One solution is to fund more partnerships. If other organizations wish to assume functions traditionally done by synagogues, let them do it in some sort of conjunction with local synagogues. This could be a win-win for both parties.
Robert Frost defined home as “the place where, when you have to go there, they have to take you in.” The shul has been the home to Jewish people for thousands of years. In Israel we see the mosaics of ancient synagogues; across Europe we see the landscape of the abandoned synagogues of destroyed communities. New organizations
have their role to play, but the shul is the backbone of Judaism. Once the synagogues are gone, it will not be easy to bring them back. Health care is more reliable than resurrection.
Rabba Epstein: When it comes to business, Jewish law allows competition between two residents of a city, or even within a neighborhood (Shulchan Aruch, Choshen Mishpat 156:5). Even if you know you will take customers away from your fellow, you are allowed to pursue your own success. That said, you are not allowed to put your fellow completely out of business (Chatam Sofer CM 61).
Today we are seeing an increase in people seeking Jewish experiences outside of the synagogue — b’nai mitzvahs at summer camp, independent rabbis who perform lifecycle events, innovative prayer experiences, and much more. Are these cases of healthy competition, or are they, as Rabbi Wolpe states, a clear case of hasagat g’vul and a trend that will put our synagogues out of business?
It is understandable that this phenomenon may feel threatening to synagogues, which are, as Rabbi Wolpe says, home base for the Jewish community. What will happen if people continue to look outside synagogues for new experiences?
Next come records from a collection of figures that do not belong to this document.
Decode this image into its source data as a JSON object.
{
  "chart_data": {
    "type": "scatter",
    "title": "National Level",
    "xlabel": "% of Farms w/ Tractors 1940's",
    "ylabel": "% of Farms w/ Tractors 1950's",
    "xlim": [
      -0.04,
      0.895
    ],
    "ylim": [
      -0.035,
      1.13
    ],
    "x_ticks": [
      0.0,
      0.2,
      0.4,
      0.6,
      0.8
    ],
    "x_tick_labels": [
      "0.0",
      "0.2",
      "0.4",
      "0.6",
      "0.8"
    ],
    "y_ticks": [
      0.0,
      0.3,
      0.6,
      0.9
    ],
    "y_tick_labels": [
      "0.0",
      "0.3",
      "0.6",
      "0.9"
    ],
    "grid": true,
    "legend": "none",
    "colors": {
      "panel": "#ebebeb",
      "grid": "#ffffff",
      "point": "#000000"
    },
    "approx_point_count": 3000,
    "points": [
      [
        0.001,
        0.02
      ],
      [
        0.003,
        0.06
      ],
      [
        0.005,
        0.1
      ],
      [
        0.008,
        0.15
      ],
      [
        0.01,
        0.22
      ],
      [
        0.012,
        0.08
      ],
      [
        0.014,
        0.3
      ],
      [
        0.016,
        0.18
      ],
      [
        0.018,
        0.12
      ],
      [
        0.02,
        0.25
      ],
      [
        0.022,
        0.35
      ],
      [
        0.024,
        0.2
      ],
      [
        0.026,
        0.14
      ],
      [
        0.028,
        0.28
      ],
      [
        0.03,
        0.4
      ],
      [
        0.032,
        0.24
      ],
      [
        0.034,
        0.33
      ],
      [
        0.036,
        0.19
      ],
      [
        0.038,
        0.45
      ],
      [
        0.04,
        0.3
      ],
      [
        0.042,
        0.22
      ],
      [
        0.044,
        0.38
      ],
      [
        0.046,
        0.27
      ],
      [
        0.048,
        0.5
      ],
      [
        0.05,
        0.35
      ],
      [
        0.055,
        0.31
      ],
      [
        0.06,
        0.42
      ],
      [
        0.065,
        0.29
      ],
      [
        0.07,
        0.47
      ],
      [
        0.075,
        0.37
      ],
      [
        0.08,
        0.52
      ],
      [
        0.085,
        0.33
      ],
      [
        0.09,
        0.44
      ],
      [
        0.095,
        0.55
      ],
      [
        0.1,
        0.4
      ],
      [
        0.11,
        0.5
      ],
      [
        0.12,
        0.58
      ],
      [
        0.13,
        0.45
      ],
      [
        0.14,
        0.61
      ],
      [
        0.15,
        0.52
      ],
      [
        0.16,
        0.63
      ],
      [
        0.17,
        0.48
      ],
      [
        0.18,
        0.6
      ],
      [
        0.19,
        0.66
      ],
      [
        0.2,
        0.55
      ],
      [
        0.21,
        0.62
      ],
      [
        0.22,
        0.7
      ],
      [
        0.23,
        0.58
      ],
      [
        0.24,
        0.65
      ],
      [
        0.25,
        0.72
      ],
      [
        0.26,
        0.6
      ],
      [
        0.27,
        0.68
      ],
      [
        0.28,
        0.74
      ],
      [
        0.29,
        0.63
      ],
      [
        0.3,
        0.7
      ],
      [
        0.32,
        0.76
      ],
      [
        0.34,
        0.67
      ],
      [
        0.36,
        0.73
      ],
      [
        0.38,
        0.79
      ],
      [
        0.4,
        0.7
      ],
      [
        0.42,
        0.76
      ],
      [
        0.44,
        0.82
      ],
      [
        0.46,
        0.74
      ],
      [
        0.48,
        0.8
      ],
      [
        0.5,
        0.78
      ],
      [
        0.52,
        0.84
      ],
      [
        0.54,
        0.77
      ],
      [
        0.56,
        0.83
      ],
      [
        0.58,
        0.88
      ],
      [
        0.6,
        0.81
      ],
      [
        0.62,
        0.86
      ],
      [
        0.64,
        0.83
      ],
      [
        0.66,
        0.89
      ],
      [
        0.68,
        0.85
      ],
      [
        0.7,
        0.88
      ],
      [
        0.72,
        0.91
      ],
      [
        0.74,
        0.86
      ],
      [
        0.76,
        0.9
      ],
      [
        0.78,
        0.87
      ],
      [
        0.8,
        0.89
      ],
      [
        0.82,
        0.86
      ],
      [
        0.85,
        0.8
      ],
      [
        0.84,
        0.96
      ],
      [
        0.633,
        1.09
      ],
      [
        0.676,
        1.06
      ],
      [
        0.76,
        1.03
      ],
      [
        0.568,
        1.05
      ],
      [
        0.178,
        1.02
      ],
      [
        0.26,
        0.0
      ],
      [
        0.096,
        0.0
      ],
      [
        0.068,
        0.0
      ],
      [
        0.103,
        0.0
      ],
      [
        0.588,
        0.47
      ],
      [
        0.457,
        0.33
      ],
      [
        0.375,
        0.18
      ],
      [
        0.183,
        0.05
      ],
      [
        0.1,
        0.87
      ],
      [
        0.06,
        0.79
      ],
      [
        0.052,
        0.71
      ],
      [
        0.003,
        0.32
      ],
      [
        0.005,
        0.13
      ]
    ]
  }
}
But perhaps there is an opportunity here to look at these “disruptions” a bit differently.
The Talmud in Baba Batra 21a records a discussion between Rava and Rav Dimi about a case of two teachers who live in the same neighborhood. The first, who is employed, teaches only a few subjects; the second, who is not yet employed, could teach more. Should you fire the first and hire the second? Rava says no, because without competition, the second teacher will become too comfortable and neglect his responsibility. Rav Dimi disagreed, arguing for firing the first teacher since “jealousy among teachers increases wisdom.” Both of them will work harder, because they now know they are in competition with each other! A competitive spirit can actually raise all ships, and how much more desirable is this when our core mission is engaging Jews in Torah.
The fear of new ideas and models is rooted in a scarcity mindset, a sense that there are not enough resources or people to go around, so we can’t afford to take risks. I would argue, however, that finding new and creative ways for Jews to connect to their tradition will bring more people into the mainstream community rather than distancing them, eventually expanding the pie altogether. Indeed, many synagogues are also becoming entrepreneurial themselves, seeking new ways to reshape and revamp programming from within, often inspired by what is happening outside their doors.
Judaism has always held this dichotomy of the old and the new. The job of rabbis and educators is to honor both of these pulls, grounding themselves in tradition and the wisdom of Jewish text while continuing to bring new modalities, voices, and perspectives into our millennia-old Jewish conversations.
The Jewish community must support innovation in Jewish practice, education, and experiences. Whether that innovation is found within synagogues’ walls or outside them, the whole community benefits from healthy competition, from change, and from new ways of thinking about and engaging with Jewish tradition. We can trust our rabbis and educators to rise to the occasion and bring out the best in themselves and those they serve.